In an interview after his presentation Dr. Hagström also emphasized the importance of long-term follow-up of patients.
“The clinical importance of this is that it is most important for clinicians to look at fibrosis stage, and I think to have to follow these patients a little bit more,” he said. “You can’t just do a liver biopsy, say ‘you just have steatosis, you don’t have NASH [nonalcoholic steatohepatitis], [so] you are fine’,” he added. Equally, it is not possible to say that because NASH is not present that patients won’t advance in the future.
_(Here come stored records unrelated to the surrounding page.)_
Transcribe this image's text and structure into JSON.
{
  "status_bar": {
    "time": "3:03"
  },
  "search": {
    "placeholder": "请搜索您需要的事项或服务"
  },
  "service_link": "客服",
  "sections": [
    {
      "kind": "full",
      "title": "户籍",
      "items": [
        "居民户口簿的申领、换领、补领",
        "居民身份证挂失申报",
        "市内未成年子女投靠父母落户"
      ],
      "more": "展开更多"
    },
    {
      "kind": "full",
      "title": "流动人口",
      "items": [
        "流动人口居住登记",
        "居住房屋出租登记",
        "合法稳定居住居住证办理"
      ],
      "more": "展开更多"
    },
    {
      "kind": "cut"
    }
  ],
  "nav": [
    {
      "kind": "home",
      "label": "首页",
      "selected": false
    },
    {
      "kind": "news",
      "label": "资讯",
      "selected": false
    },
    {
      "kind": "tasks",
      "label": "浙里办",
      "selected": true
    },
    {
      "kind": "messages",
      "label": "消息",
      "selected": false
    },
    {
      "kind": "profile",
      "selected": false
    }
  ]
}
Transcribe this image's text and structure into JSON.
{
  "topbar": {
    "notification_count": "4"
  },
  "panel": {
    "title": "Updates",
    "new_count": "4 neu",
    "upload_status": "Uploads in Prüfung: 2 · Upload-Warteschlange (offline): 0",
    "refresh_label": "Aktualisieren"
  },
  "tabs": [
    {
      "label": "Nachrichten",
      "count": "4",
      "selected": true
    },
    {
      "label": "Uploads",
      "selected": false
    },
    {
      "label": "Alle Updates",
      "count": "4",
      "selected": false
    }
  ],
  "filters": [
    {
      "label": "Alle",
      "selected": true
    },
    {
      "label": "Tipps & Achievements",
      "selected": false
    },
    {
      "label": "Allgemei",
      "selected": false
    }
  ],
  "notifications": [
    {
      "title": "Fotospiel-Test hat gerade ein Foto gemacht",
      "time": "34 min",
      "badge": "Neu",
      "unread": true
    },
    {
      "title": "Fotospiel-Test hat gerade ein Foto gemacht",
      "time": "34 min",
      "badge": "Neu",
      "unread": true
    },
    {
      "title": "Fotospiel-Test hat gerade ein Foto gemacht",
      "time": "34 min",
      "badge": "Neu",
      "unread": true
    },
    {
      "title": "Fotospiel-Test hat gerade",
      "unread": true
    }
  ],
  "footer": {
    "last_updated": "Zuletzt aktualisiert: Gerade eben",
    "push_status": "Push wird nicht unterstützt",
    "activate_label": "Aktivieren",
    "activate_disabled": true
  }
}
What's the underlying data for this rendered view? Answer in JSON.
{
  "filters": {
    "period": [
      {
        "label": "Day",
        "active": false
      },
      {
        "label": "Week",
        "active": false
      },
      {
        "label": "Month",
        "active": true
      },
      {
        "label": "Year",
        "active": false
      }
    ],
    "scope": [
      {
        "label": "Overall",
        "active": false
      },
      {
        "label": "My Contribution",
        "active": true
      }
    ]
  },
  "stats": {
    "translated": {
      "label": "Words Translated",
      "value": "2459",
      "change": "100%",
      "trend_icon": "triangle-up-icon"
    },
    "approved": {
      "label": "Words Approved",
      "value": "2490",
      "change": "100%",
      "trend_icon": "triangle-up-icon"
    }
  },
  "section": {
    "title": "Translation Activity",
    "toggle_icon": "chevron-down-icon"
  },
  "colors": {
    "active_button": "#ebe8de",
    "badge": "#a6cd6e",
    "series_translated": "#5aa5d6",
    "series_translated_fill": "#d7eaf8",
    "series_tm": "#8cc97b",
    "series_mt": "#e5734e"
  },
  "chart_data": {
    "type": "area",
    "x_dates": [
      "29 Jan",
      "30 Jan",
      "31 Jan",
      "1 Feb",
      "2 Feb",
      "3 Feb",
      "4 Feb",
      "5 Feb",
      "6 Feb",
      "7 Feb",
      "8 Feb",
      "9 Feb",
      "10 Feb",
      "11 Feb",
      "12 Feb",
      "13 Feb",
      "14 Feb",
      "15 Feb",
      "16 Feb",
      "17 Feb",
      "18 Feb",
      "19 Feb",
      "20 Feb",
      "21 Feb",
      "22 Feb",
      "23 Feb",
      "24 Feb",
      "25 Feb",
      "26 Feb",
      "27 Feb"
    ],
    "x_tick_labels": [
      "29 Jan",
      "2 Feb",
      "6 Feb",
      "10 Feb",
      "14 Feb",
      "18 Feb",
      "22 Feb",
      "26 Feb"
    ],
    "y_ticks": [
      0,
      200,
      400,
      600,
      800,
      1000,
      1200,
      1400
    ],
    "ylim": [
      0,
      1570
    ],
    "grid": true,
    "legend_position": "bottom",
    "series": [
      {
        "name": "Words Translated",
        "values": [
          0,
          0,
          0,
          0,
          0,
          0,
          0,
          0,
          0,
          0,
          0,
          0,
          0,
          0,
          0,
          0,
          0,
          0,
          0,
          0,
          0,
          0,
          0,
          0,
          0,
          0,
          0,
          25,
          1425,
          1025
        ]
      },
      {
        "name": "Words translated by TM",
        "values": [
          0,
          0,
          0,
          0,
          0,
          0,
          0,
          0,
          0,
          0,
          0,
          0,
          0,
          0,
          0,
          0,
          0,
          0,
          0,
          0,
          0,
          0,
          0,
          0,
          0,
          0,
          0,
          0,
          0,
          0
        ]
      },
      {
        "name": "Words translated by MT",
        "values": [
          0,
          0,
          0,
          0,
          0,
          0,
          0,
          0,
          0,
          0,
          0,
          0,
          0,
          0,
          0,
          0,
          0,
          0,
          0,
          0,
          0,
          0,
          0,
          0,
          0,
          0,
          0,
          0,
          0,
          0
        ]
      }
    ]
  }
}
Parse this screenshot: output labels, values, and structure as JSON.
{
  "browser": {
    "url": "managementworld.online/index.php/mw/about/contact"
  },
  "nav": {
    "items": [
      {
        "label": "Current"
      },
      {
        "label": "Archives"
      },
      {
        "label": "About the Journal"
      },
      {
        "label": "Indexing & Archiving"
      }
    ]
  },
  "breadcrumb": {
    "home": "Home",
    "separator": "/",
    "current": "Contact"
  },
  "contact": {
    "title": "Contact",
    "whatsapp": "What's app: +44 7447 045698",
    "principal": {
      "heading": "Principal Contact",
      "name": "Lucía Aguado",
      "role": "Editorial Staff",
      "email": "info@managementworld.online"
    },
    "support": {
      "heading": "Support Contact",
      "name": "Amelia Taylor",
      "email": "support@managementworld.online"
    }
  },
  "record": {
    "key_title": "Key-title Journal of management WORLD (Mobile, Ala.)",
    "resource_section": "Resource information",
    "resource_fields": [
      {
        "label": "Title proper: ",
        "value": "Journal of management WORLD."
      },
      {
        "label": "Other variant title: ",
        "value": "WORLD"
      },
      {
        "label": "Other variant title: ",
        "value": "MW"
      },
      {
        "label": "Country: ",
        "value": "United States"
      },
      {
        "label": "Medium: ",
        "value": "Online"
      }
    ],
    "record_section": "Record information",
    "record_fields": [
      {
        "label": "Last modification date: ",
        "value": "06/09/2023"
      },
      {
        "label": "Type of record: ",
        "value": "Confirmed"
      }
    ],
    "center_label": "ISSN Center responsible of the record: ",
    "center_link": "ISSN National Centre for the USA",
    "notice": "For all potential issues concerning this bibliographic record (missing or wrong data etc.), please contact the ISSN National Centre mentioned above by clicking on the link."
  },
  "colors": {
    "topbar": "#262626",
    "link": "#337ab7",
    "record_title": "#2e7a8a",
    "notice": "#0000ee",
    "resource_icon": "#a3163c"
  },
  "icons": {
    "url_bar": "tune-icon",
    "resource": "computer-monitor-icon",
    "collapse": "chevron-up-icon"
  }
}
Patients need to be followed up for a long period of time.
“Fibrosis is the most important thing, both for clinicians and for patients,” Dr. Hagström said.Dr. Hagström has been a consultant to Novo Nordisk. Dr. Castera had no relevant financial disclosures.
AT THE INTERNATIONAL LIVER CONGRESS 2016
Key clinical point: The steatosis, activity, and fibrosis (SAF) score predicted NAFLD mortality but fibrosis remains the most important factor.
Major finding: The adjusted hazard ratio (HR) for mortality with a high SAF score (severe NAFLD) versus low SAF score (mild NAFLD) was 2.65 (P = .02). HRs for mortality comparing high with low SAF scores after adjusting for fibrosis stage and excluding patients with fibrosis stage 3-4 were a respective 1.85 (P = .18) and 1.94 (P = .15).
Data source: 139 patients with biopsy-proven NAFLD from a historical cohort (1974-2015).
Disclosures: Dr. Hagström has been a consultant to Novo Nordisk.